這二當家是個莽漢,但大當家宋圓是個有腦子的人。

陸暮點點頭,“好吧。”

蕭宇琛不滿意,“你太敷衍了。”

“好,我信你。”陸暮重新道。

蕭宇琛感覺陸暮本來繃緊的身體已經慢慢放松,知道那要命的冷應該過去了。

他理了理陸暮的頭發,低聲道:“我先睡一會。”

醇厚的聲音響在耳邊的同時肩膀上驟然一沈,陸暮側頭,蕭宇琛已經閉上眼,平日深邃的眉眼此時看著極為疲憊。
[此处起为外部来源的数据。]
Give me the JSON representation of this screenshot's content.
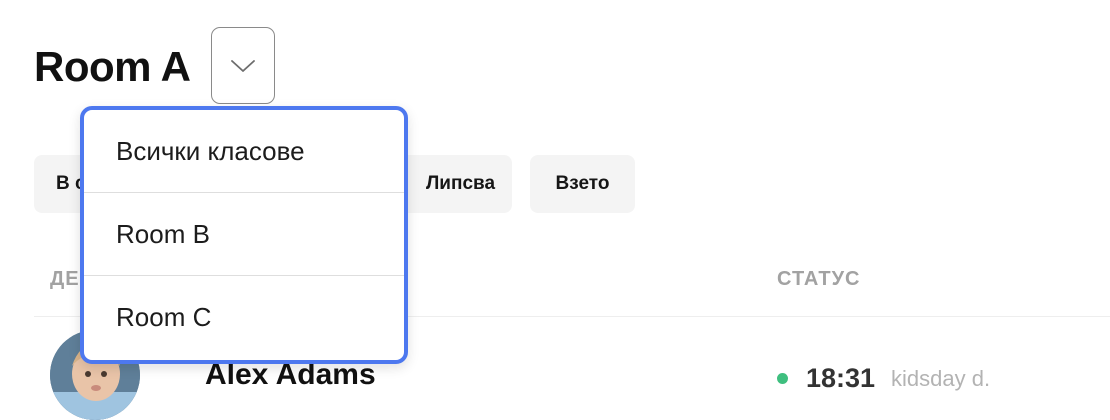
{
  "header": {
    "title": "Room A"
  },
  "filters": {
    "chips": [
      {
        "label": "В с"
      },
      {
        "label": "Липсва"
      },
      {
        "label": "Взето"
      }
    ]
  },
  "table": {
    "columns": {
      "child": "ДЕ",
      "status": "СТАТУС"
    },
    "rows": [
      {
        "name": "Alex Adams",
        "status_color": "#3fbf7f",
        "status_time": "18:31",
        "status_by": "kidsday d."
      }
    ]
  },
  "room_dropdown": {
    "items": [
      {
        "label": "Всички класове"
      },
      {
        "label": "Room B"
      },
      {
        "label": "Room C"
      }
    ]
  },
  "theme": {
    "accent": "#4d78ef",
    "status_ok": "#3fbf7f"
  },
  "icons": {
    "toggle": "chevron-down-icon",
    "avatar": "child-photo-avatar"
  }
}
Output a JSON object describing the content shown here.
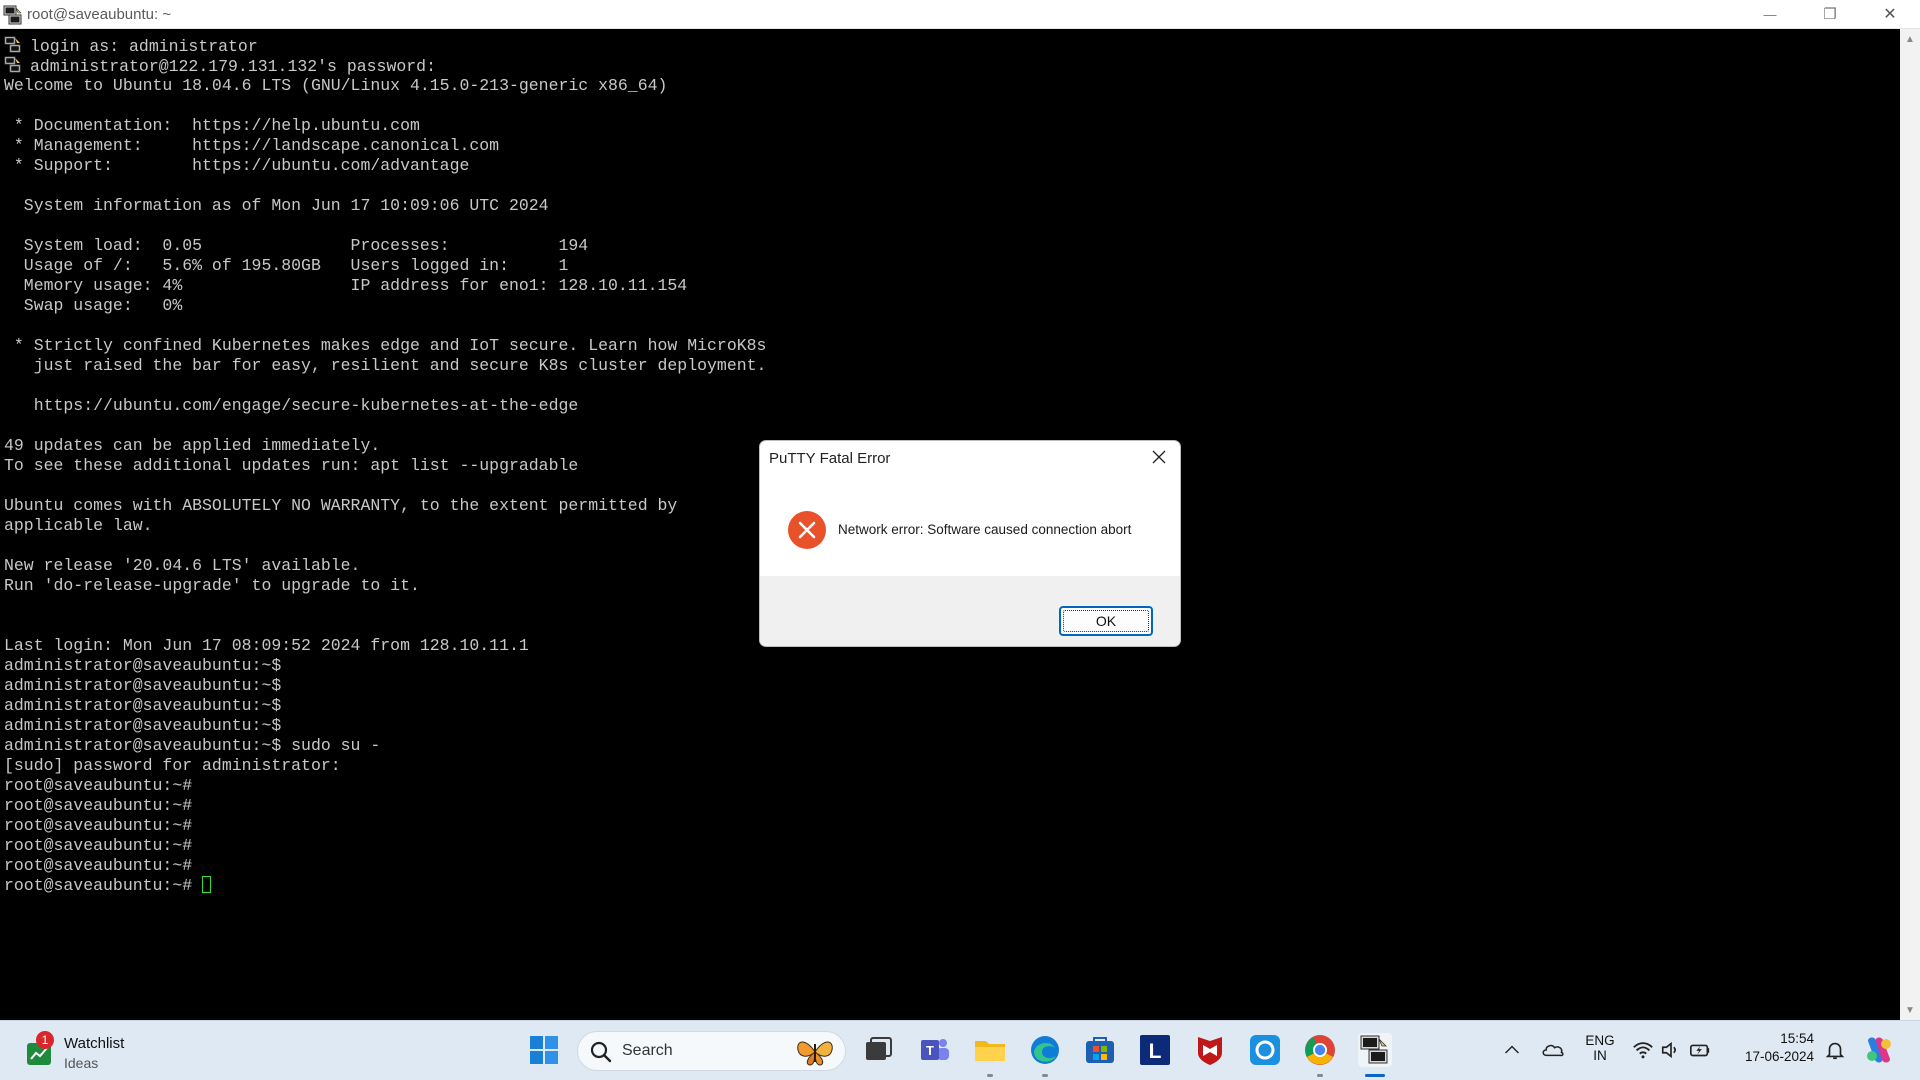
{
  "window": {
    "title": "root@saveaubuntu: ~",
    "controls": {
      "minimize": "—",
      "maximize": "❐",
      "close": "✕"
    }
  },
  "terminal": {
    "lines": [
      "login as: administrator",
      "administrator@122.179.131.132's password:",
      "Welcome to Ubuntu 18.04.6 LTS (GNU/Linux 4.15.0-213-generic x86_64)",
      "",
      " * Documentation:  https://help.ubuntu.com",
      " * Management:     https://landscape.canonical.com",
      " * Support:        https://ubuntu.com/advantage",
      "",
      "  System information as of Mon Jun 17 10:09:06 UTC 2024",
      "",
      "  System load:  0.05               Processes:           194",
      "  Usage of /:   5.6% of 195.80GB   Users logged in:     1",
      "  Memory usage: 4%                 IP address for eno1: 128.10.11.154",
      "  Swap usage:   0%",
      "",
      " * Strictly confined Kubernetes makes edge and IoT secure. Learn how MicroK8s",
      "   just raised the bar for easy, resilient and secure K8s cluster deployment.",
      "",
      "   https://ubuntu.com/engage/secure-kubernetes-at-the-edge",
      "",
      "49 updates can be applied immediately.",
      "To see these additional updates run: apt list --upgradable",
      "",
      "Ubuntu comes with ABSOLUTELY NO WARRANTY, to the extent permitted by",
      "applicable law.",
      "",
      "New release '20.04.6 LTS' available.",
      "Run 'do-release-upgrade' to upgrade to it.",
      "",
      "",
      "Last login: Mon Jun 17 08:09:52 2024 from 128.10.11.1",
      "administrator@saveaubuntu:~$",
      "administrator@saveaubuntu:~$",
      "administrator@saveaubuntu:~$",
      "administrator@saveaubuntu:~$",
      "administrator@saveaubuntu:~$ sudo su -",
      "[sudo] password for administrator:",
      "root@saveaubuntu:~#",
      "root@saveaubuntu:~#",
      "root@saveaubuntu:~#",
      "root@saveaubuntu:~#",
      "root@saveaubuntu:~#",
      "root@saveaubuntu:~# "
    ],
    "colors": {
      "background": "#000000",
      "text": "#c8c8c8",
      "cursor": "#2fe02f"
    }
  },
  "dialog": {
    "title": "PuTTY Fatal Error",
    "message": "Network error: Software caused connection abort",
    "ok_label": "OK",
    "icon": "error-icon",
    "colors": {
      "error": "#e8512a",
      "focus": "#0067c0"
    }
  },
  "taskbar": {
    "widget": {
      "badge": "1",
      "title": "Watchlist",
      "subtitle": "Ideas"
    },
    "search": {
      "placeholder": "Search"
    },
    "apps": [
      "windows-start-icon",
      "task-view-icon",
      "teams-icon",
      "file-explorer-icon",
      "edge-icon",
      "microsoft-store-icon",
      "l-app-icon",
      "mcafee-icon",
      "cortana-icon",
      "chrome-icon",
      "putty-icon"
    ],
    "tray": {
      "language_top": "ENG",
      "language_bottom": "IN",
      "time": "15:54",
      "date": "17-06-2024"
    }
  }
}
陸暮仰頭靠著墻壁,想起那來給蕭宇琛包紮傷口的人,難道真的是壓寨夫君?

還有那書生究竟是何人,陸暮想起他裝暈的時候聽見的話,眉頭微蹙。

晚點的時候蕭宇琛被叫醒了,有人聊著過來了。

陸暮飛速的將他的繩子重新捆上,然後坐回了布的那邊。

布匹的一角剛停止活動,門就被打開,進來的就是把蕭宇琛摔了的那兩個人。

蕭宇琛雖沒看見臉,但是這聲音卻記得,那種長期阿諛奉承才能形成的音色。

“醒醒,帶你們出去了!”

說著進來給兩人松綁,蕭宇琛看著走過來的陸暮,微微挑眉。

你看我說的來了吧。

雖然距離誠惶誠恐接他們出去有點差距。

陸暮活動了下手腕,看了人一眼,還未給出回答,一個山匪就道:“不知道你兩誰運氣好,能被小姐看上。”

蕭宇琛:……“什麽?”

兩山匪一頓,面前的人還纏著繃帶略微狼狽,那簡單的兩個字不悅的吐出來,竟有點懾人。

不過也就是一瞬間,下一秒再看又是一個養尊處優手無縛雞之力的商人了。

兩山匪互相看了一眼,從彼此那尋了點勇氣,“瞎嚷嚷啥,聾子麽,出去整理整理讓我們小姐挑一挑。”

蕭宇琛背在身後的手緊了緊,他看著陸暮轉過去,莫名覺得對方在笑。

咕嚕心裏也冒了個喜悅的泡,剛想湊過去腳步一動就被人一推,“楞著幹什麽,走!”

蕭宇琛:……

憋屈,就是憋屈。

這山匪可能是剛才被嚇到了覺得沒面子,這一推人用了大力氣。

蕭宇琛沒防備往前一個踉蹌,剛想停住又想起自己是個普通人,現在情況有點脫離他預料,還是不要輕舉妄動,只好隨著慣性撞在了門框上。

這一撞不是很重,但蕭宇琛實在過於倒黴,倒下去的地方有石子,傷口有點深,這下又開始出血。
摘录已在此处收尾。